India managed to reference China only obliquely stating, “connectivity initiatives" had to be “based on the principles of transparency, broad participation, local priorities, financial sustainability and respect for sovereignty and territorial integrity of all countries". As cogent an articulation as this is of China’s Belt and Road Initiative (BRI), it is also getting old as India has little to show in terms of actual support for BRI host countries, including Central Asian ones, in ensuring they can better call to account Chinese projects.
Overall, the meeting in New Delhi could not avoid the strong impression that it had a single-point agenda on terrorism and that it could not take into account regional security challenges from China more thoroughly.
Contrast this with China’s efforts at its latest regional multilateral exercise in West Asia. Not only did Xi have a solid record of China’s initiatives in the region, including BRI projects, to highlight for his listeners, he also had new initiatives to promote such as the Global Development Initiative (GDI) and the Global Security Initiative (GSI).
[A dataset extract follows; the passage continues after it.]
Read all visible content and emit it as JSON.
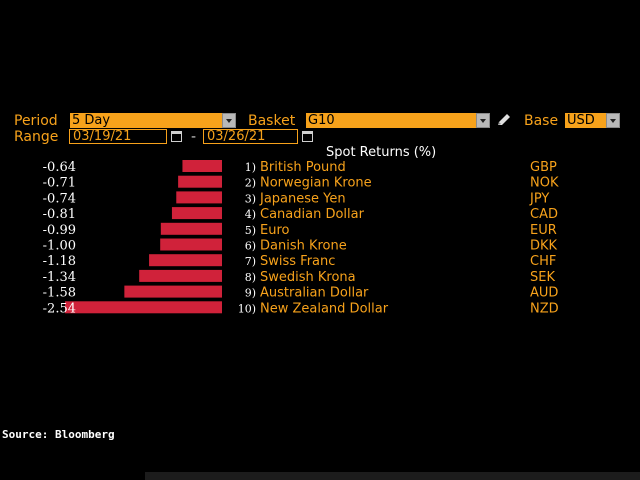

While the GDI may be considered an extension of the BRI, the GSI suggests that the Chinese are embarking on a new stage of foreign policy after rolling out the BRI over the past decade. These initiatives both distract from the bad press the BRI has received but also create the impression that the Chinese are constantly agile and alert to both challenges and possibilities.
Consider the media outreach. The Chinese have blanketed their own press — and thus their domestic audience — certainly with news of these new initiatives and regional outreach but also promoted them in their partners through their embassy events and op-eds in local media. The amorphous nature of their initiatives or the lack of clarity as to the specifics do not hinder the Chinese from putting on a good show. Coverage and analysis in the Indian media of the meeting of the NSAs was limited by contrast, even if the event showcased specifics and talked about an issue so dear to the political establishment, namely terrorism.
If nothing else, the Chinese create the impression that they do not rest on their oars and are constantly searching for a leg up on rivals.
And given that this is the Arab world we are talking about, a region where the US has been traditionally dominant, these Chinese initiatives also suggest an active interest in challenging American dominance as well as using the latent hostility to the US both among the Arab political elites and the street to Beijing’s advantage.
The Chinese are increasingly less coy about naming and criticising the US that they view as their principal challenge and by actively confronting the US across the board in multiple sectors and in multiple regions have forced their partners and hosts in West Asia and elsewhere to listen carefully to Chinese views. Multilateral forums have now become sites of contestation between China and the US. Even if China still lags the US in actual capabilities, the messaging portrays China as the near-equal of the US.
By contrast, India’s inability to challenge China even when its own national interests are visibly at stake — along the Line of Actual Control, for example — causes India’s partners to take India’s protestations or references to China less seriously. India’s multilateral efforts, already late getting off the blocks, are thus hobbled still further.